Thursday March 28th, 2024 8:21PM

If talking to your dog makes you smart, I'm a super genius

“Good morning, Milly. Did you see the story in the New York Times about dogs this morning?”

“You know I don’t read the failing New York Times.”

“What?!? Where do you get this stuff? The New York Times is doing just fine, thank you. Are you watching Fox News again while I’m slaving away at work?”

“Of course not. I don’t even know how to operate the remote. You know, you could leave the TV on for me when you leave. Animal Planet, please.”

“I’m not leaving the TV on for you. If you want to be entertained, just sit at the window and watch the geese. Anyway, since you didn’t see the story, let me tell you about it. A scientist at the University of Chicago has done research, which has shown that people who talk to their dogs are very smart and very creative.”

“Oh, really? I bet that professor has a dog and he’s just making up research to make him look less silly for carrying on a conversation with his dog.”

“Why do you say something like that?”

“Because, Bald-Headed Guy, everyone knows that dogs are smarter that humans.”

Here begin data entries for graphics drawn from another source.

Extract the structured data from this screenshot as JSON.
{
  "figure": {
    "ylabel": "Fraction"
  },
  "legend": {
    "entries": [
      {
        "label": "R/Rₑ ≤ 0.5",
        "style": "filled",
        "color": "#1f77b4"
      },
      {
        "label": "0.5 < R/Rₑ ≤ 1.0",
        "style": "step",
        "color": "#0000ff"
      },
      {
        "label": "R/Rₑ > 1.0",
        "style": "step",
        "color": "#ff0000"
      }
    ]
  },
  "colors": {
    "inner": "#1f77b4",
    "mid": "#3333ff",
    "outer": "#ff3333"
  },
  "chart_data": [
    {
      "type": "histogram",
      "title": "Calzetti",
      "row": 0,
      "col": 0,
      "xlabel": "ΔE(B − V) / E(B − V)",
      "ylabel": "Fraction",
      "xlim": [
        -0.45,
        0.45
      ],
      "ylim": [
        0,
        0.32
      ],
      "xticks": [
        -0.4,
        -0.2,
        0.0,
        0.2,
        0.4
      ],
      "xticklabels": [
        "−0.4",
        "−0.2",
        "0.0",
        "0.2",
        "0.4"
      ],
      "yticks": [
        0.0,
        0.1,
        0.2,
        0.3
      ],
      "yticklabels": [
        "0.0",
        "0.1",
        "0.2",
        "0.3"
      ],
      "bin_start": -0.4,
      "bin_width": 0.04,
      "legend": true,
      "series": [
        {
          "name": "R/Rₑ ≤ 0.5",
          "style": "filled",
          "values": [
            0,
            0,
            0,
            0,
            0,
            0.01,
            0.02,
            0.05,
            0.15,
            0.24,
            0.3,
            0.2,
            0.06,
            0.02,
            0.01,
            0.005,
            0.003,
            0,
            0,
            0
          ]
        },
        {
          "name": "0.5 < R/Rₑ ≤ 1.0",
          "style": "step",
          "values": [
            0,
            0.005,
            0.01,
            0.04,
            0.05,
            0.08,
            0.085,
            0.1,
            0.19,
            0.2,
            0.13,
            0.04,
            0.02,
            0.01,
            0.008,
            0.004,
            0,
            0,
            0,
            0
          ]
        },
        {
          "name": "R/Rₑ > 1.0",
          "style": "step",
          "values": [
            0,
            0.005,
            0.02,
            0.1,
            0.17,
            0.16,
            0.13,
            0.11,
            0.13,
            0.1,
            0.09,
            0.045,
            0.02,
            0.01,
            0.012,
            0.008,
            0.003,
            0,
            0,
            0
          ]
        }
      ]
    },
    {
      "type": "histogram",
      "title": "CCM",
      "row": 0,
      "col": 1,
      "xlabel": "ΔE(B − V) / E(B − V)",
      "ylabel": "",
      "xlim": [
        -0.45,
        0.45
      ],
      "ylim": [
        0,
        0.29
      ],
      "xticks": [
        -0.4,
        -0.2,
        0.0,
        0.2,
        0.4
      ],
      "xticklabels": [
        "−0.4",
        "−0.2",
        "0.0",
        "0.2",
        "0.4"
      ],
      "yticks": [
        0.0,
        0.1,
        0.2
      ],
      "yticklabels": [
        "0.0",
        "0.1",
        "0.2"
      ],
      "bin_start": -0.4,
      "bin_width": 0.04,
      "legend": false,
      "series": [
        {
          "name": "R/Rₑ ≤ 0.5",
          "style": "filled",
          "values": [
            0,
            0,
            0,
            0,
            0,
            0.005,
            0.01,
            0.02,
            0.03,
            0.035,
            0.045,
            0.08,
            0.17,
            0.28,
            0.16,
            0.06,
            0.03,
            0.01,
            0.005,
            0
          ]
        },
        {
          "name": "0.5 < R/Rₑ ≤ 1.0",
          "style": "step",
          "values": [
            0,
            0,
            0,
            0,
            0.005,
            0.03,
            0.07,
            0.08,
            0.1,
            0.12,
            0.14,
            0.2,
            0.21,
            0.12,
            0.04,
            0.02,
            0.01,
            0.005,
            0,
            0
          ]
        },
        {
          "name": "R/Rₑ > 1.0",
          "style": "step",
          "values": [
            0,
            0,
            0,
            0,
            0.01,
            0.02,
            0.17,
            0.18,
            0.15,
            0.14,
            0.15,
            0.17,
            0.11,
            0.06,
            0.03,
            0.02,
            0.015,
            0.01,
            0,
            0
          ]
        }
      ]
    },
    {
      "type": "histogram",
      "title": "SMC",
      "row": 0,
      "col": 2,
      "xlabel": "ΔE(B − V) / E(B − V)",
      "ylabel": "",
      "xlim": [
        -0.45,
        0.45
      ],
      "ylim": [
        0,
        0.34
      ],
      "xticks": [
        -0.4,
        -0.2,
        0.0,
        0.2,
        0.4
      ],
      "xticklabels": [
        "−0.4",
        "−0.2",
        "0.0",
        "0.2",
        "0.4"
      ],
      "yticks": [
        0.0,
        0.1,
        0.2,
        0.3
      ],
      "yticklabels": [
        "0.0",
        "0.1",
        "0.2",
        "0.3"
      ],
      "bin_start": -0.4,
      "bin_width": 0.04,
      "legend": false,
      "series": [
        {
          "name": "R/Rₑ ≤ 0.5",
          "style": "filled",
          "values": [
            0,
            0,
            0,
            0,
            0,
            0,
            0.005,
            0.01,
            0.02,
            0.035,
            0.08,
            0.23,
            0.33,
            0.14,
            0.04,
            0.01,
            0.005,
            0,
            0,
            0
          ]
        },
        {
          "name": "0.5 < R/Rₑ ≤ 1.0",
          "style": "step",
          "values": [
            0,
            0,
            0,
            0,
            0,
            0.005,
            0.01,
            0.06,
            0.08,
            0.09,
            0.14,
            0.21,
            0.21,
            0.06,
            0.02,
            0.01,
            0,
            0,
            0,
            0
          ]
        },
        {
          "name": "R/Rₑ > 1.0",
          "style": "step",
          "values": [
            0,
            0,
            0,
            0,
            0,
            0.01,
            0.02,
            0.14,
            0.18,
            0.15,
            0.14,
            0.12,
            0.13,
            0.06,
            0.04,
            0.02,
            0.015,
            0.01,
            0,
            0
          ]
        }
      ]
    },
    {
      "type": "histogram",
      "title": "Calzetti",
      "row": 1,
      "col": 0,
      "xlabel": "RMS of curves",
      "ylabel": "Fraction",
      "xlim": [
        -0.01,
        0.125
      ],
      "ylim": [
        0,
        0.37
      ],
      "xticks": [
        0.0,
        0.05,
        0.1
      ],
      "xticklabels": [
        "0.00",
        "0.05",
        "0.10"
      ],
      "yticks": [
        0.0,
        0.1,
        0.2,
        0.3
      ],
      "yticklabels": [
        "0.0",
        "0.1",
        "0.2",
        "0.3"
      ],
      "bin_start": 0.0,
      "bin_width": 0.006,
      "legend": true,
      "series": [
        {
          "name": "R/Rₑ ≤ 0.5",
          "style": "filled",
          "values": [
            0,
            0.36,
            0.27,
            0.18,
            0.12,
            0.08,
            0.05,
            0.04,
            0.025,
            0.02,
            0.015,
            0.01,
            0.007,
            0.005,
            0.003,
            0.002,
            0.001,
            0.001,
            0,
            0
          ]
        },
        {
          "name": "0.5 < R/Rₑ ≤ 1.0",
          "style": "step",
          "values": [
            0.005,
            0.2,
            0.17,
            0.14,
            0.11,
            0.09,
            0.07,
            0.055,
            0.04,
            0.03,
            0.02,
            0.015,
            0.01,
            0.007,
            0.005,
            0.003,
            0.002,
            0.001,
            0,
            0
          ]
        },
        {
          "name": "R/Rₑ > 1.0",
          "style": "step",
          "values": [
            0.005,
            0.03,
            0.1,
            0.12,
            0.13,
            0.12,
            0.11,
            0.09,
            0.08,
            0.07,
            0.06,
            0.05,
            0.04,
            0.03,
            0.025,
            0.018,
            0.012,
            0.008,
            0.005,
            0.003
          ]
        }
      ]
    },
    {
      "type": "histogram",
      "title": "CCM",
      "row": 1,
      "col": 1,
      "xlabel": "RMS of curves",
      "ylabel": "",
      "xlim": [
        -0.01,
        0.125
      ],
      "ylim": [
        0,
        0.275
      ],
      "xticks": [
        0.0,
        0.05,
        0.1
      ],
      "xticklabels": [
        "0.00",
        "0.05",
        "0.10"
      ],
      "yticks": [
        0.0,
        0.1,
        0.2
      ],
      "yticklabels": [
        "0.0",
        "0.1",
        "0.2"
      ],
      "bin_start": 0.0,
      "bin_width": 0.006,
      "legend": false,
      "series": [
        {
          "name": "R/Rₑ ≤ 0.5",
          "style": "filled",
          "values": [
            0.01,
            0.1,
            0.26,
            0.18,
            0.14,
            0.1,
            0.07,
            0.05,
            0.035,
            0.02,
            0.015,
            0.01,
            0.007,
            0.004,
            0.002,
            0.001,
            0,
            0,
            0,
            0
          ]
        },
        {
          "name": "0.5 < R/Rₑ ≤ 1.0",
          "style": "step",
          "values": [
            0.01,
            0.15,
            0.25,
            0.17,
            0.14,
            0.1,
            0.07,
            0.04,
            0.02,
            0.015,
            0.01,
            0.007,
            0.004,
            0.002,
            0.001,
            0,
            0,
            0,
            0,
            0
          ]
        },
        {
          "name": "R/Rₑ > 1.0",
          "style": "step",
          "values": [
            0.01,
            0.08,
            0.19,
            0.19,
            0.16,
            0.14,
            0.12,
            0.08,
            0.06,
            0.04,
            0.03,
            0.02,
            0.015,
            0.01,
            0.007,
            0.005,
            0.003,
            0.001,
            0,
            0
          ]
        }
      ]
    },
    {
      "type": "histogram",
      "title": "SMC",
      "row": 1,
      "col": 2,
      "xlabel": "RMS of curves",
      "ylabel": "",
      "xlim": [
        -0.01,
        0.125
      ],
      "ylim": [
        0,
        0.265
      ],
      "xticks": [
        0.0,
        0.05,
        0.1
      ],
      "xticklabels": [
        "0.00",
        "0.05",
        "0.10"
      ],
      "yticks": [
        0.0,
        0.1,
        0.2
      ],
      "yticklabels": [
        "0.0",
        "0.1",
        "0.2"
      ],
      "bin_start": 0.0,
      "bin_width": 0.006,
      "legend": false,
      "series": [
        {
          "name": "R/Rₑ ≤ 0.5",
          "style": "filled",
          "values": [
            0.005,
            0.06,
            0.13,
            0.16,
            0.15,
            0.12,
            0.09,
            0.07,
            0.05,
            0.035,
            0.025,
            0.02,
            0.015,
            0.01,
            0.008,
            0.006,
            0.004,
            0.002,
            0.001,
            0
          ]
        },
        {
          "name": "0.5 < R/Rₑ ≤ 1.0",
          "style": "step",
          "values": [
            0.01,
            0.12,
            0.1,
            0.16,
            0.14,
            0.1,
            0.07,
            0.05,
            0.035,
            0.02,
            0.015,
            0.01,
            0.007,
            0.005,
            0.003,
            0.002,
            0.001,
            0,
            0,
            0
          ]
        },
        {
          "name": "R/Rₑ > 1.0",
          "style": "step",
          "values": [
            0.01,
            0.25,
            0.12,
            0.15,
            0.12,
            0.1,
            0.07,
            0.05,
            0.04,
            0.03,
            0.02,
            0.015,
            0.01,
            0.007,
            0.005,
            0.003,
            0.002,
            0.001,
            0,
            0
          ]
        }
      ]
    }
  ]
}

“And exactly how to you figure that?”

“Well, it’s pretty simple, really. After only being with you a couple of days, I weaseled my way into sleeping in your bed at night. About six o’clock every night, I must bark to remind you to feed me. I must bark to remind you to take me outside. And, oh, while we’re outside, just who is the one picking up the indiscretions left on the ground?”

“None of that makes you smarter than me. It just shows how much I love you and want to care for you.”

“None of that makes you a rocket scientist, either.”

“Well, Milly, before you get too full of yourself, maybe I should tell you about another study I heard about today. A psychologist at the University of Exeter in Britain has studied canine intelligence and he had found that dogs are no smarter than horses or chimpanzees – or even cats.”

“CATS?!? What has a cat ever done that was intelligent? Snooty little vermin. They ought to be chased right off the planet.”

“Oh, come on. Cats aren’t that bad.”

“Ever gotten one to chase a tennis ball? What about all those long walks you like to go on? I think they’re fun. But you ain’t getting a cat on a leash, silly boy.”

“Still, the story was very persuasive. The research shows that said dogs cannot use tools, unlike dolphins and chimpanzees, which have been observed using sticks to fish for termites. Homing pigeons are trained to fly home, sometimes crossing hundreds of miles of unfamiliar terrain.”

“So now you’re suggesting that I’m dumber than a pigeon?”

“Well, no. But if I need something to get a thousand miles, I’d trust a homing pigeon over a springer spaniel.”

“Whatever, dude.”

“How about we call a truce? Let’s just admit that we are both pretty smart, but that there are people and dogs smarter than us.”

“Fine by me. I wasn’t the one who started the whole ‘dogs are dumb’ conversation.”

“I’m sorry.”

“Apology accepted. Now go to the kitchen and make me some breakfast.”